Remove lid and raise the heat slightly. Add in salt and sugar, then cook and stir onions frequently for 30 to 45 minutes (50 to 60 minutes for a double batch) — you want them to be paper lunch bag brown, and for the texture to be gelatinous, almost like preserves or marmalade. These can also be refrigerated or frozen for later use.

Once the onions are caramelized, sprinkle flour over the surface and stir over medium heat for 2-3 minutes, until the “raw flour” smell goes away. Make sure you scrape the bottom of the pot thoroughly as you stir so the flour doesn’t burn on there.
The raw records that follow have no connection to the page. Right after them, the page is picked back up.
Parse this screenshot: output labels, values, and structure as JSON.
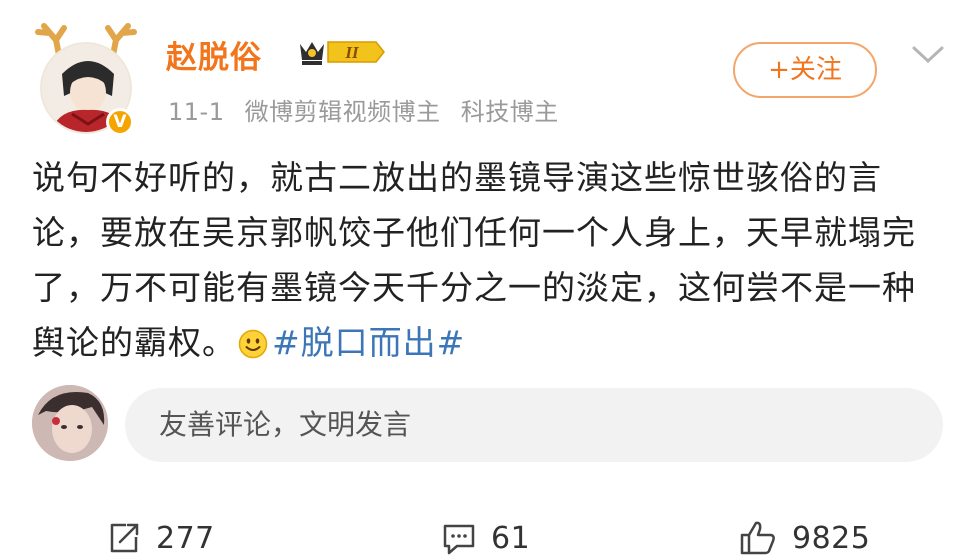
{
  "post": {
    "author": {
      "name": "赵脱俗",
      "vip_level": "II",
      "verified_mark": "V"
    },
    "meta": {
      "date": "11-1",
      "tags": [
        "微博剪辑视频博主",
        "科技博主"
      ]
    },
    "follow_label": "+关注",
    "text_main": "说句不好听的，就古二放出的墨镜导演这些惊世骇俗的言论，要放在吴京郭帆饺子他们任何一个人身上，天早就塌完了，万不可能有墨镜今天千分之一的淡定，这何尝不是一种舆论的霸权。",
    "emoji_icon": "smile-emoji",
    "hashtag": "#脱口而出#"
  },
  "comment_input": {
    "placeholder": "友善评论，文明发言"
  },
  "actions": {
    "repost_count": "277",
    "comment_count": "61",
    "like_count": "9825"
  },
  "colors": {
    "username": "#f2741b",
    "hashtag": "#3d76b8",
    "meta": "#9a9a9a",
    "verified_badge": "#f6a400"
  }
}
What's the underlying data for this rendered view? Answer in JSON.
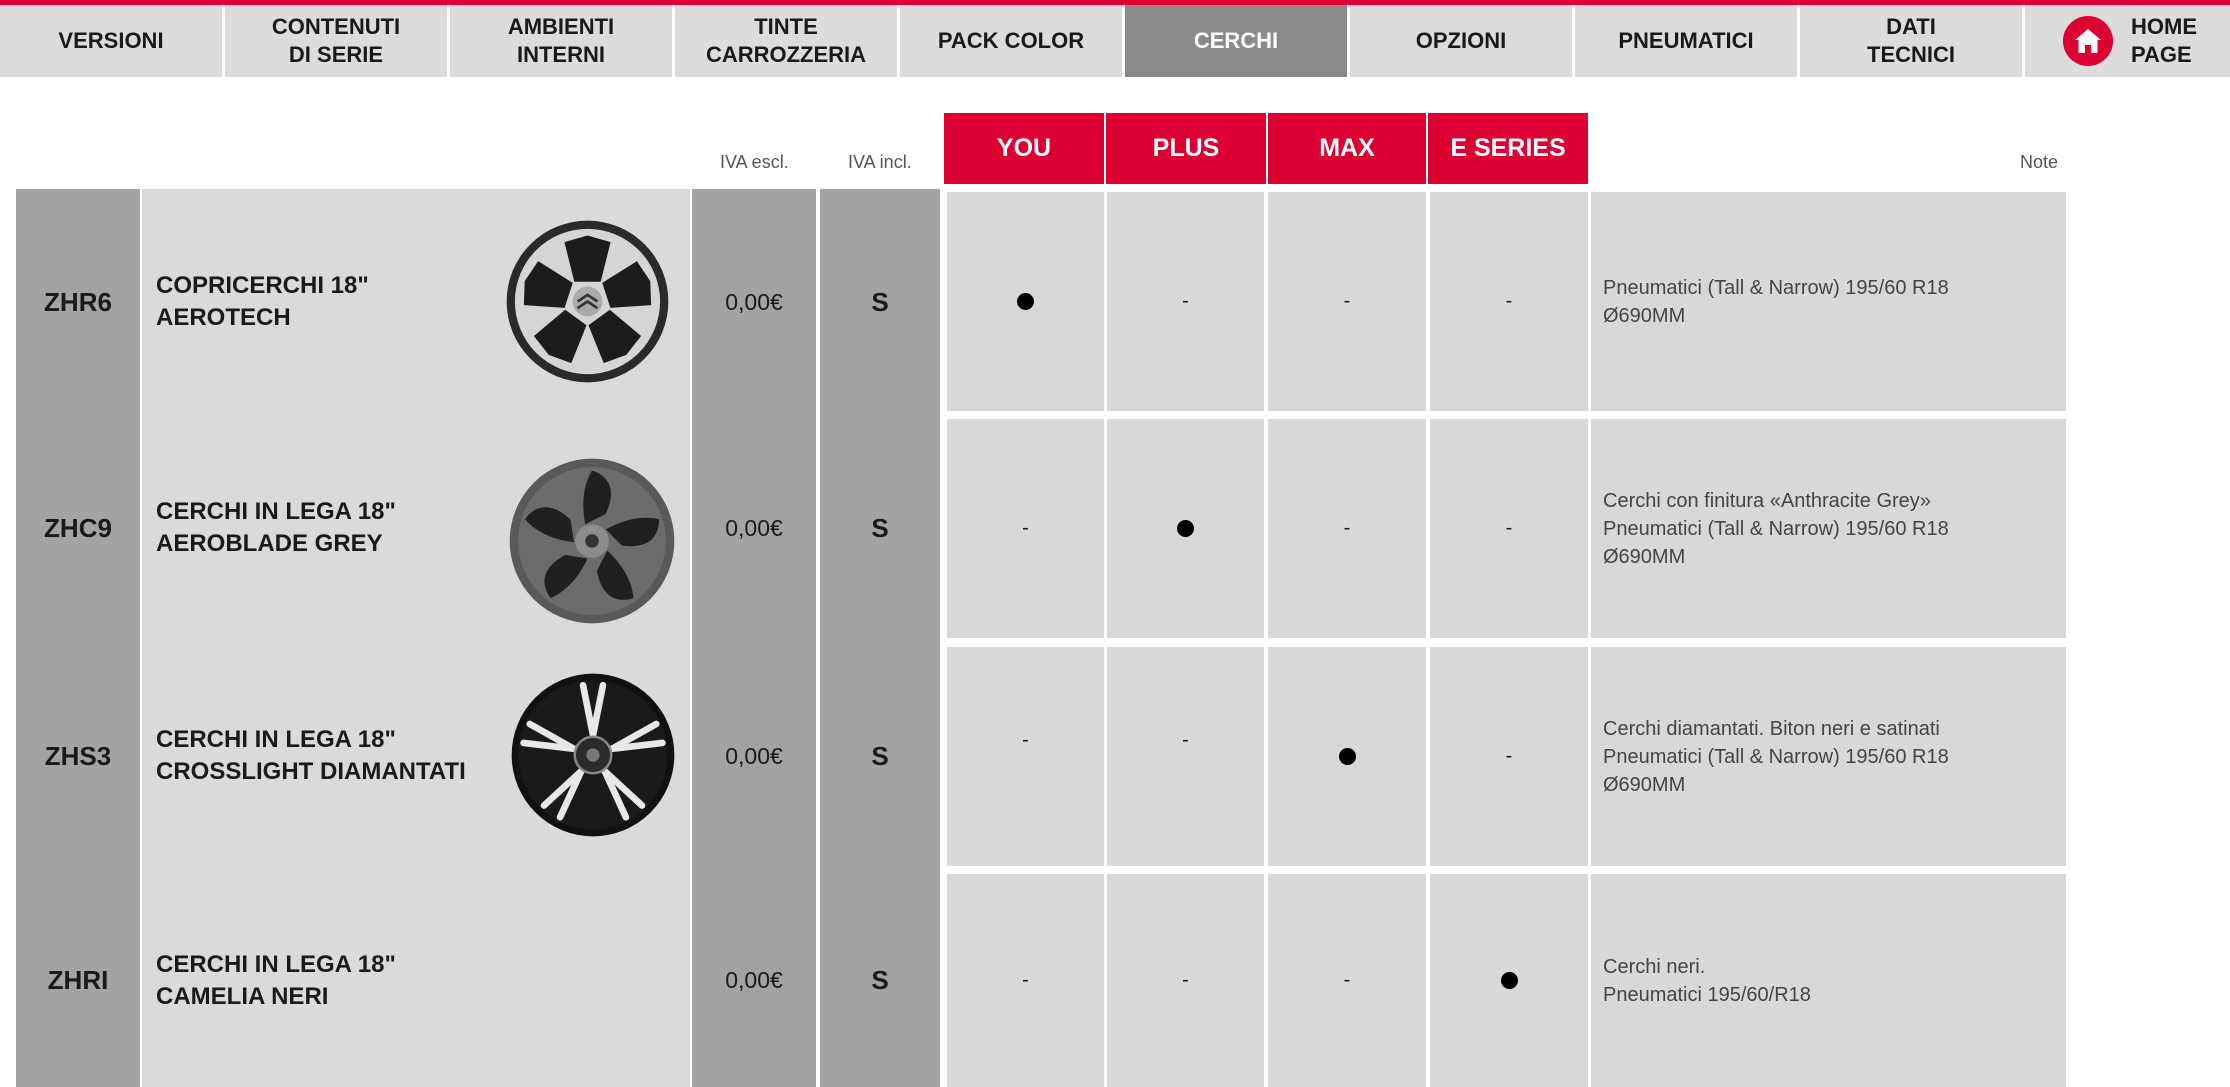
{
  "nav": {
    "items": [
      {
        "label": "VERSIONI",
        "active": false
      },
      {
        "label": "CONTENUTI\nDI SERIE",
        "active": false
      },
      {
        "label": "AMBIENTI\nINTERNI",
        "active": false
      },
      {
        "label": "TINTE\nCARROZZERIA",
        "active": false
      },
      {
        "label": "PACK COLOR",
        "active": false
      },
      {
        "label": "CERCHI",
        "active": true
      },
      {
        "label": "OPZIONI",
        "active": false
      },
      {
        "label": "PNEUMATICI",
        "active": false
      },
      {
        "label": "DATI\nTECNICI",
        "active": false
      }
    ],
    "home_label": "HOME\nPAGE",
    "home_icon": "home-icon"
  },
  "table": {
    "iva_escl_label": "IVA escl.",
    "iva_incl_label": "IVA incl.",
    "note_label": "Note",
    "versions": [
      "YOU",
      "PLUS",
      "MAX",
      "E SERIES"
    ],
    "rows": [
      {
        "code": "ZHR6",
        "description": "COPRICERCHI 18\"\nAEROTECH",
        "wheel_icon": "wheel-aerotech-image",
        "price_excl": "0,00€",
        "price_incl": "S",
        "availability": [
          "●",
          "-",
          "-",
          "-"
        ],
        "note": "Pneumatici (Tall & Narrow) 195/60 R18\nØ690MM"
      },
      {
        "code": "ZHC9",
        "description": "CERCHI IN LEGA 18\"\nAEROBLADE GREY",
        "wheel_icon": "wheel-aeroblade-image",
        "price_excl": "0,00€",
        "price_incl": "S",
        "availability": [
          "-",
          "●",
          "-",
          "-"
        ],
        "note": "Cerchi con finitura «Anthracite Grey»\nPneumatici (Tall & Narrow) 195/60 R18\nØ690MM"
      },
      {
        "code": "ZHS3",
        "description": "CERCHI IN LEGA 18\"\nCROSSLIGHT DIAMANTATI",
        "wheel_icon": "wheel-crosslight-image",
        "price_excl": "0,00€",
        "price_incl": "S",
        "availability": [
          "-",
          "-",
          "●",
          "-"
        ],
        "note": "Cerchi diamantati. Biton neri e satinati\nPneumatici (Tall & Narrow) 195/60 R18\nØ690MM"
      },
      {
        "code": "ZHRI",
        "description": "CERCHI IN LEGA 18\"\nCAMELIA NERI",
        "wheel_icon": "",
        "price_excl": "0,00€",
        "price_incl": "S",
        "availability": [
          "-",
          "-",
          "-",
          "●"
        ],
        "note": "Cerchi neri.\nPneumatici 195/60/R18"
      }
    ]
  },
  "colors": {
    "accent": "#dc0032",
    "nav_bg": "#dcdcdc",
    "nav_active": "#8a8a8a",
    "cell_bg": "#d8d8d8",
    "dark_col": "#a3a3a3"
  }
}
Pour in the wine and stir to combine. Then add the broth a cup or so at a time, stirring well between each addition. Taste for seasoning, then add black pepper and to taste. Hold off on adding any more soy sauce if you plan on using miso and/or topping with cheese, as both of those will bring some saltiness to the picture. Bring to a simmer, and simmer for 30 more minutes.

Remove from heat. If using miso, remove about a quarter cup of the broth, and put in a small bowl with miso. Whisk to combine, then pour back into soup. Then, stir in cognac if using. Both of these things are optional, but… they are really good. Give it a taste, and and add more soy sauce if desired.

From here, the soup can be enjoyed as is (and is vegan, if you use all olive oil to caramelize the onions). But if you’re looking to spoil yourself with that rich, restaurant-experience French onion soup, the gratinéed lid is kind of a requirement.

Preheat oven to 325 degrees. Place six oven-safe bowls on a large, foil-lined baking sheet. Bring soup back to a boil and ladle evenly into the bowls. Stir 1 tablespoon grated Gruyere into each bowl. Brush a bit of butter on each bread round then place 3-4 on the top of each bowl to cover the surface. Mound grated cheese over the bread.

Bake for 20 minutes. Preheat broiler, then brown tops under the broiler for a minute or two. (Alternatively, use a culinary torch to quickly brown the cheese when you take it out of the oven.) Carefully handling the hot bowls (use potholders!), serve immediately.